Thursday, June 24, 2010

Final countdown


This is the (backside of the) Summer Palace! Apparently, most of it was as gilded as the towers in the background at one point, but one of the queens got annoyed at the constant glittering, and asked that it be toned down, so now it's just accents and a few cupolas that are quite so gaudy. From what we were told, there are more than 800 rooms in the main palace (the multi-story area in the back), and goodness knows how many in the servants' quarters (one-story area in the foreground). We were going to go inside, but a number of cruise ships had docked and unloaded just as we got there, and the line was upward of two hours to get in, so we passed over it and just wandered the gardens. Fine with me!
   This is an example of the "english gardens" in front of the palace itself. Perhaps it's just my long association with the book/ play The Secret Garden, but I associate english gardens with fountains of roses, not laid-out gravel. Meh. Regardless, it was pretty impressive, though apparently one of the many strays about the place thought the black circle at the bottom needed some spreading out. I can't imagine how much work it takes to keep all this looking this orderly, but I suppose after 300 years, you've probably gotten most of the weeds cleared out. :)
  I have no idea what these flowers are, they were all over the Italian gardens, in a huge bush-type plant (think lilac bush size), and they smelled heavenly.
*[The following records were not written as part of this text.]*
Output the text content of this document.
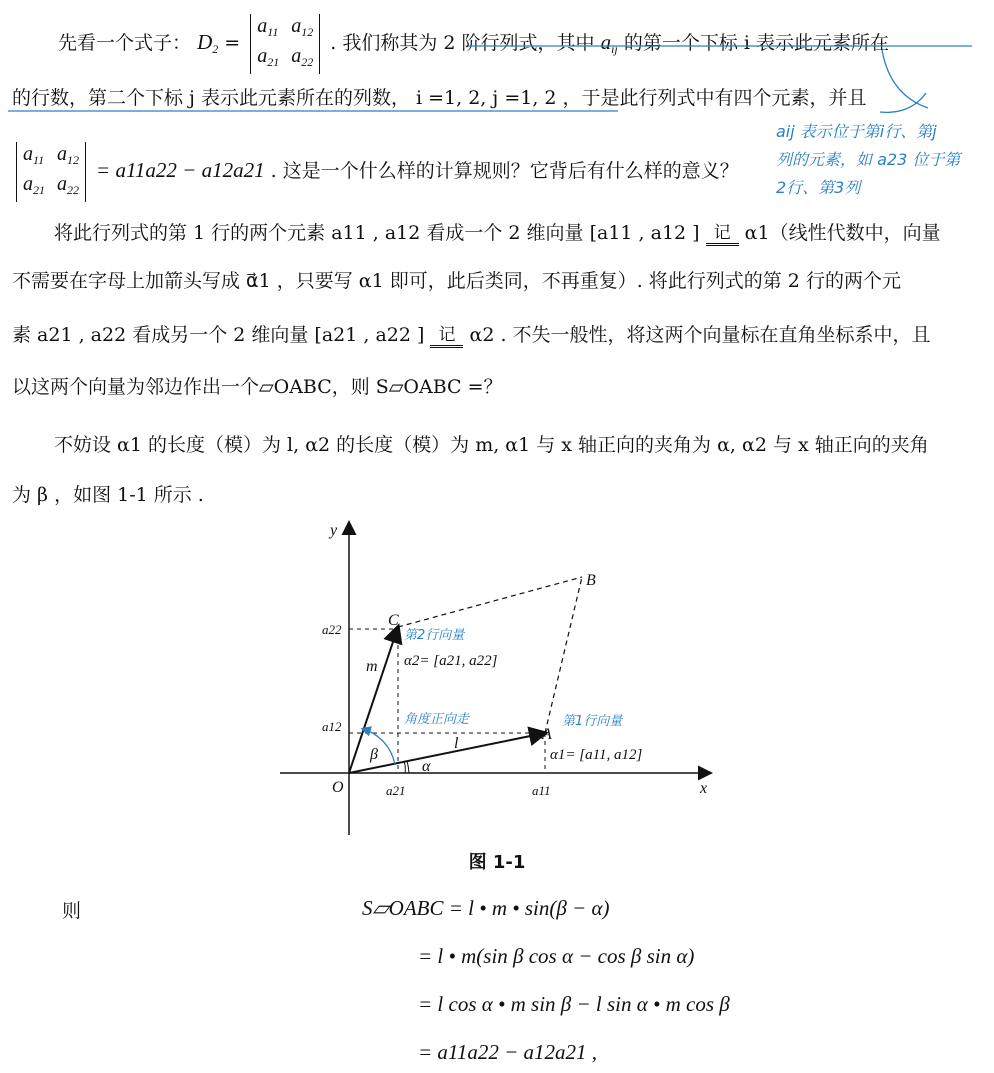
先看一个式子： $D_2 = a_{11}$	$a_{12}$
$a_{21}$	$a_{22}$ . 我们称其为 2 阶行列式，其中 $a_{ij}$ 的第一个下标 i 表示此元素所在
的行数，第二个下标 j 表示此元素所在的列数， i =1, 2, j =1, 2 ，于是此行列式中有四个元素，并且
$a_{11}$	$a_{12}$
$a_{21}$	$a_{22} = a11a22 - a12a21$ . 这是一个什么样的计算规则？它背后有什么样的意义？
aij 表示位于第i行、第j
列的元素，如 a23 位于第
2行、第3列
将此行列式的第 1 行的两个元素 a11 , a12 看成一个 2 维向量 [a11 , a12 ] 记 α1（线性代数中，向量
不需要在字母上加箭头写成 α⃗1 ，只要写 α1 即可，此后类同，不再重复）. 将此行列式的第 2 行的两个元
素 a21 , a22 看成另一个 2 维向量 [a21 , a22 ] 记 α2 . 不失一般性，将这两个向量标在直角坐标系中，且
以这两个向量为邻边作出一个▱OABC，则 S▱OABC =？
不妨设 α1 的长度（模）为 l, α2 的长度（模）为 m, α1 与 x 轴正向的夹角为 α, α2 与 x 轴正向的夹角
为 β ，如图 1-1 所示 .
y
x
O
A
B
C
m
l
α
β
a22
a12
a21	a11
第2行向量
第1行向量
角度正向走
α2= [a21, a22]
α1= [a11, a12]
图 1-1
则	S▱OABC = l • m • sin(β − α)
= l • m(sin β cos α − cos β sin α)
= l cos α • m sin β − l sin α • m cos β
= a11a22 − a12a21 ,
If anyone can identify them, I would happily grow about 6 billion of them, just to sit in the middle and back in the scent. The rest of the Italian gardens were also wonderful, well-laid-out, with statuary and vine-covered arches. We missed the lilacs, poppies and irises, but the begonias and petunias were just coming out, so it was still quite lovely.


  There was a section named "Little China" which was kind of amusing, as no one who had a hand in building it had ever been to China, so it was a Russian version of China, built on hearsay accounts. The roof styles were pretty close, but it was all painted instead of inlaid, and done up in the slightly duller paint colors of Russia, instead of Chinese lacquers. Regardless, it was still pretty, and this bridge is an example thereof, regardless of how green the water below it has become. By this time, we'd been walking for about 2 hours straight, and no few of us were getting quite hungry. The awesome plans that Artemi had for us? "Well, we don't really have time to hit a restaurant, and there is no fast food here, so just get an ice cream and we'll keep going". I have huge issues with this particular plan, as we're already having issues getting sufficient nutrition, and there was at least 2 more hours of walking in store. Not much to do about it though, so we all ate our ice cream, and kept going.

  As such, I can certainly sympathize with this little bird, who was bound and determined to defend a rather large cracker that he'd found on the ground. Despite all of us crowding around, he stood his ground, beak open and threatening pose, until we moved on and he could focus on getting the cracker out of the way. If I found good food the size of my head, I'm sure I'd do the same thing right now. By the way, as a random note, I'm making a huge taco dinner with fresh fruit salad when I get back to CO, anyone who wants in, just let me know. 
   We wandered through the Pushkin museum for a bit, after the russian grannies who ran the place wouldn't let us in, then let us in and wouldn't let us out when we learned there wasn't a bathroom, then kicked out everyone who didn't have to go until we all came back together. Good game, grannies. Honestly, I don't really care that much about it, and was truly starving, so no pictures. 
   We then tried to go to the Alexander palace, but were blocked from one entrance by cops who said there was filming going on. We walked about a mile to get around to the other entrance, and were stopped there by different cops who told us that some presidents (they couldn't tell us who) were in it, and we likely wouldn't be able to enter at all. In an attempt to lighten the mood, someone noticed that there was a paper boat in a nearby stream, and a family of ducks had no idea what to do about it. Cuteness alleviates hatred, so I took a picture, and tried to feel upbeat about the fact that the day was over. 
     Sadly, the day was not over. Artemi, again with fabulous forward planning, didn't know where the train station was to get back to St. Petersburg, so we started walking in a random direction, and asking locals where it was. After 30 minutes of walking, my temper was no small bit short, so when we finally found it, and he suggested doing another church on the way back, my response was slightly less than civil. Honestly, if he would tell us in advance "hey, there's no food there, bring something", so many excursions would have been better. But no, that would be far too easy, so most of my memories of Russia involve starving, desperately searching for a bathroom, or exhausted hatred. I'm sure after some time at home with sufficient food, this will be filtered out and I can recall Russia as it really is, but for now, not so much. 
   On an up note, though, only one day of classes, one night of studying, then finals and yet... another... blasted... church... and I'm done! I asked Sergei to call a cab for me to get to the airport, because if there is any more miscommunication, and/ or I'm late for my flight, I will cause an incident. He assured me that he used to work in a cab company, so he knows how to get people here on time, but I still asked for a cab 4 hours before my flight, with only a 30 minute ride to get there. I am not taking chances on this. Cheers!